El papa Francisco ha puesto su ministerio como sucesor de Pedro al servicio de una transformación radical de la Iglesia a partir de cambios graduales en las formas de organización de la estructura eclesial, que es el ámbito que le compete en tanto que Sumo Pontífice, y en los modos de sentir eclesiales en las comunidades, poniendo el Evangelio en el centro de la vida eclesial y dejando las normas y los dogmas en el lugar que les compete: ser instrumentos al servicio del Evangelio y de la vida de la Iglesia.

Sin embargo, estas transformaciones progresivas y paulatinas chocan frontalmente con unos hábitos clericales muy arraigados en la Iglesia y con formas de pensar que nos llevan a tiempos en los que la Iglesia católica era la guía y conformadora de la vida social: la Iglesia de cristiandad. Es una forma de ser Iglesia que debió desaparecer junto con el sistema social que le dio sustento, pero no ha sido así y en el imaginario colectivo, tanto creyente como no creyente, pervive aquel modus vivendi como el normativo cristiano: rigorismo moral, conservadurismo ideológico, inmovilismo social y una fuerte dosis de papanatismo.

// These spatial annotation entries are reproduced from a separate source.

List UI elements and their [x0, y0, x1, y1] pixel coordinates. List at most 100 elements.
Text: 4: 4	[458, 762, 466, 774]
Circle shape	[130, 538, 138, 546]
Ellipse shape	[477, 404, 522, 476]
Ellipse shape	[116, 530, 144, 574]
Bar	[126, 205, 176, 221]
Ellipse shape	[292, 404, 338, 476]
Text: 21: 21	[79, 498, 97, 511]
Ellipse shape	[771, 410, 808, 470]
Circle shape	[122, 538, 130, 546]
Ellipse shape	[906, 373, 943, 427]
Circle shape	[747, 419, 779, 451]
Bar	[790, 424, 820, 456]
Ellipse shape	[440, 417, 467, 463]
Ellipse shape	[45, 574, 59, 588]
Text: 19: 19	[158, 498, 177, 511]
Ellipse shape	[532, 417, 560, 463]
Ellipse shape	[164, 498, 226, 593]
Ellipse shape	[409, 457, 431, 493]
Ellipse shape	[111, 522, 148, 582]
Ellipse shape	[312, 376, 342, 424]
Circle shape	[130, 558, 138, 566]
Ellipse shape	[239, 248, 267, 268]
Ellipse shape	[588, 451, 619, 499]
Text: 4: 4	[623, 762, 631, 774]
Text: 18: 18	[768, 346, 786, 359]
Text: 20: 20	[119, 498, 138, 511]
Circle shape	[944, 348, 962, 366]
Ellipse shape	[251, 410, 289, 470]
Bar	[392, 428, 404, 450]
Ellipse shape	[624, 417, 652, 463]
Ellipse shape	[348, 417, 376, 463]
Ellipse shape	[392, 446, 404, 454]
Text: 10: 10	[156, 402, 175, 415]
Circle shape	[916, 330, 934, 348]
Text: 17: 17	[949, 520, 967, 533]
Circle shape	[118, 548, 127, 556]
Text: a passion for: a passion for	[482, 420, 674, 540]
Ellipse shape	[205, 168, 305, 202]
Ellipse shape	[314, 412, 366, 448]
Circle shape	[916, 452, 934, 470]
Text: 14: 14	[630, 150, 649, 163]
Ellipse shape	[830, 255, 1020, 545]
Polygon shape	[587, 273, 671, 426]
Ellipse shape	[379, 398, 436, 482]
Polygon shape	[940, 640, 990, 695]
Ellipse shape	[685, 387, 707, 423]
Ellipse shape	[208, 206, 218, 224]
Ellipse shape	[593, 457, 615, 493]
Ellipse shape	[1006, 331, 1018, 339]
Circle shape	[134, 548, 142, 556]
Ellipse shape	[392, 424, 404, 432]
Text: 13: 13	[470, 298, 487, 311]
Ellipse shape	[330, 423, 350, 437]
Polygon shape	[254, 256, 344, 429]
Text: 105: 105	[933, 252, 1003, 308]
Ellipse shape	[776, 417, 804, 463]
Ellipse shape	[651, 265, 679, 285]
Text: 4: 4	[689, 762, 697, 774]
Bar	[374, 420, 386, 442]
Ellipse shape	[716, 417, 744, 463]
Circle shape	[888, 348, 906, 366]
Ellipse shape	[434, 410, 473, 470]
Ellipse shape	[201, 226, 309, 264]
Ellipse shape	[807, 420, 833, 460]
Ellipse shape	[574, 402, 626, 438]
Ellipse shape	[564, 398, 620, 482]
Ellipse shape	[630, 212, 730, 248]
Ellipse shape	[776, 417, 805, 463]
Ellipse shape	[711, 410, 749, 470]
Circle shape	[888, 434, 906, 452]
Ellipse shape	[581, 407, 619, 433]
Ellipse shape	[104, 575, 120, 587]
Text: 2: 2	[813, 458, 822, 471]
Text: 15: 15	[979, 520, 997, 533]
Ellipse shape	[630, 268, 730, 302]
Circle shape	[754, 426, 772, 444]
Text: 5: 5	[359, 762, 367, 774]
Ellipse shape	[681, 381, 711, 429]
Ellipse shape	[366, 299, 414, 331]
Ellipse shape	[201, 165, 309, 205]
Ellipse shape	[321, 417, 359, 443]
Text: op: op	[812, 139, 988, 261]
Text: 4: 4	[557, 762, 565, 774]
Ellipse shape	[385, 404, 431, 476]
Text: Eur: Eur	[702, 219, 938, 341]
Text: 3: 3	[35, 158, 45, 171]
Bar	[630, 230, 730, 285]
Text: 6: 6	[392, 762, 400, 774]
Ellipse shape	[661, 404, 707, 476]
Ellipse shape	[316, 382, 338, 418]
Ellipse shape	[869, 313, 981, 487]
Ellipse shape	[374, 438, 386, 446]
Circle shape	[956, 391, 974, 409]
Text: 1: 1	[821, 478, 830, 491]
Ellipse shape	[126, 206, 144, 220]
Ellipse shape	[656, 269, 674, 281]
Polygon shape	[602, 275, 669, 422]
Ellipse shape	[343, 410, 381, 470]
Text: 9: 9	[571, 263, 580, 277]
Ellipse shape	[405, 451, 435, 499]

Creo que esa forma periclitada de ser iglesia pervive de forma más o menos visible en la Iglesia. Se trata de una iglesia zombi, pues estando muerta hace varios siglos, aparenta estar viva. Lo podemos ver en un rito vacuo, realizado por mera reiteración de gestos y palabras, donde la vida del Espíritu ha quedado petrificada en formas externas que nada dicen al mundo de hoy y que tampoco translucen la vitalidad evangélica. También lo percibimos en el renovado clericalismo, sobre todo de los curas más jóvenes, y de grupos cristianos que idealizan un tiempo que en realidad nunca existió, padecen una patología de difícil curación. Y, por último, lo notamos en la falta de tono vital, una iglesia de mera repetición, sin fuerza para dar nueva vida a la Tradición, renovar la vida existente o adaptar la experiencia originaria a los nuevos tiempos; es una iglesia realmente muerta, de sepulcros blanqueados.

Esta iglesia zombi crece en número mientras el total de los cristianos disminuye. Peligrosamente se está suplantando la Iglesia por la iglesia zombi; la Iglesia del Concilio Vaticano II por esa iglesia que es mera apariencia y que se alimenta de la gran Tradición eclesial devorando su fuerza para sostenerse un poco más, pues los días los tiene contados.

La iglesia zombi vive como parásito del Cuerpo vivo de Cristo, es urgente su expulsión del cuerpo eclesial sin importar el precio a pagar, aunque suponga perder la efímera y falaz fuerza del número, que a veces nos hace dudar para tomar medidas pastorales radicales. No se trata de expulsar personas, sino actitudes y formas de ser cristiano que no son ni evangélicas ni, en último término, humanas. Y esto solo es posible con cambios radicales en la estructura, sin embargo, también hemos de ser más valientes a la hora de no permitir que la fuerza del Evangelio sea degradada a meras fórmulas y ritos. Es cosa de todos.